Methods : Lists of vitreoretinal surgery, medical retina, and pediatric ophthalmology fellowship programs participating in the SF Match with Association of University Professors of Ophthalmology compliance as of August 2021 were obtained. Surveys were emailed to fellowship program directors and administrators to be distributed to current fellows and those who graduated in the last year. Survey data were collected and analyzed using Qualtrics software.

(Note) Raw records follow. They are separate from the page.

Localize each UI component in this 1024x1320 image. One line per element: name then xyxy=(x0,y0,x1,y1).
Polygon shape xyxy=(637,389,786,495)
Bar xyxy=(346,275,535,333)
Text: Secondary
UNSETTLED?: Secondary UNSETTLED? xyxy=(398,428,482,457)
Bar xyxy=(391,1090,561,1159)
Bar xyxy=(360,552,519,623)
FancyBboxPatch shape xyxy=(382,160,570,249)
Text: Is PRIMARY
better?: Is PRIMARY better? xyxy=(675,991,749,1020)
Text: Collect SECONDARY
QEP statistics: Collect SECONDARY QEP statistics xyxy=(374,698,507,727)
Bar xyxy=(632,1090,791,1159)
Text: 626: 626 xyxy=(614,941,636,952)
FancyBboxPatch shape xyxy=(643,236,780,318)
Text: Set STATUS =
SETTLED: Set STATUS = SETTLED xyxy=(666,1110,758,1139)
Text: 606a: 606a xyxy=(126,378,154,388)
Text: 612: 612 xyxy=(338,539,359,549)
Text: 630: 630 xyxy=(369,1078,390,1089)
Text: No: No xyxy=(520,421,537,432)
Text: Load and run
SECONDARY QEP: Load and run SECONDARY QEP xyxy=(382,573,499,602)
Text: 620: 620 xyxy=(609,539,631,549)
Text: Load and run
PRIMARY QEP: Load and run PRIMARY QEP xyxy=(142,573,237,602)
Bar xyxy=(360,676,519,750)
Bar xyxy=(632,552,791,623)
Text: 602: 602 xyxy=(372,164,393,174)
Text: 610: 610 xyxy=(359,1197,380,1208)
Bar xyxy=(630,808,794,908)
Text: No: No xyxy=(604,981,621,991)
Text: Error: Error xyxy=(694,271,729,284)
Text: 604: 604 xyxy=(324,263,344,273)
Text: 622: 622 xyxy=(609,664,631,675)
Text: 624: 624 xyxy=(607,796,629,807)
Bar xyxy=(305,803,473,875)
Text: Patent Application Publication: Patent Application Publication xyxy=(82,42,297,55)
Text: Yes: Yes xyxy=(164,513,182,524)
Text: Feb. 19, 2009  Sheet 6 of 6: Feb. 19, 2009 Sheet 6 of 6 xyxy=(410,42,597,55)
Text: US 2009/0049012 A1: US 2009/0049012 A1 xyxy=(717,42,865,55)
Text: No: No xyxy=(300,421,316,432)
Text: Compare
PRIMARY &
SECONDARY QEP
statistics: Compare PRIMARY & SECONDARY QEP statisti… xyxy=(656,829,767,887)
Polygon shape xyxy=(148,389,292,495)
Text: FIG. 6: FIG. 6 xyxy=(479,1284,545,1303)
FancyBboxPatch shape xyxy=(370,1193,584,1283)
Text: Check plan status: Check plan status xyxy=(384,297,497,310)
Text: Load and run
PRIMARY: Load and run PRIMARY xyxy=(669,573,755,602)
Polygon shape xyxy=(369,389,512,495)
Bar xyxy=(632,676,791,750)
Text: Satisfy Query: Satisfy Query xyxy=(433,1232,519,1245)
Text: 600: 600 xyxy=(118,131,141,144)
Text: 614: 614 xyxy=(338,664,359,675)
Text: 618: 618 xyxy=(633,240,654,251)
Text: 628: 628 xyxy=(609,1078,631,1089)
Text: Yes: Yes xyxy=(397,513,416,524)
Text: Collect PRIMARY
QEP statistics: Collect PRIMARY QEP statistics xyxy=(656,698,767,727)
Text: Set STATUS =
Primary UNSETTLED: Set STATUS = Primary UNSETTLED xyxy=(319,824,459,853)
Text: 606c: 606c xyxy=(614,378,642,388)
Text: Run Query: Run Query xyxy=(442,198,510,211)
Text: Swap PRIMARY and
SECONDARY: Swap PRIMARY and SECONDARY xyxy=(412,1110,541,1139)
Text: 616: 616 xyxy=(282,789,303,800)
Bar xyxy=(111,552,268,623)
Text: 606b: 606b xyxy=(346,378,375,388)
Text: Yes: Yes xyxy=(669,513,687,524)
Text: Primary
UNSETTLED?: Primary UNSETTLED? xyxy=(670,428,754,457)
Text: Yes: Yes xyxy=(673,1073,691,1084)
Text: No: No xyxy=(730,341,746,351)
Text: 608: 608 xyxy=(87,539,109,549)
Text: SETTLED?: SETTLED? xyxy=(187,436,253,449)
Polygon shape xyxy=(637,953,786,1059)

Results : Of the 56 respondents, 55.4% were male. Vitreoretinal surgery fellows made up the largest cohort (n=30; 53.6%) with 20 (35.7%) pediatric ophthalmology and 6 (10.7%) medical retina fellows responding. A majority of fellows trained at an academic teaching hospital (n=49; 89.1%). Forty-eight (85.7%) respondents received ROP training, of which 22.0% did screening examinations, 25.0% completed follow-up examinations, 23.2% performed laser therapy, 19.6% administered anti-VEGF injections, and 10.1% performed incisional surgery. Six fellows received ROP telemedicine training. Just under half of respondents (n=26; 46.4%) indicated plans to provide ROP care in the future. Of these, most plan to do screening (n=24; 92.3%) or follow-up (n=22; 84.6%) exams, laser treatment (n=21; 80.8%), or anti-VEGF injections (n=21; 80.8%). Four individuals indicated intention to perform incisional surgery for ROP and 5 plan to do telemedicine screening examinations. Among the 53.6% who did not plan to care for ROP patients or were unsure, the most common reasons cited were lack of interest in the disease process, liability concerns, or time-consuming nature of ROP care.

Conclusions : Despite widespread ROP training in fellowship, a minority of surveyed trainees plan to provide ROP care in future practice. Increasing fellowship telehealth training may expand future ROP telemedicine use and help overcome workforce shortages.

This abstract was presented at the 2022 ARVO Annual Meeting, held in Denver, CO, May 1-4, 2022, and virtually.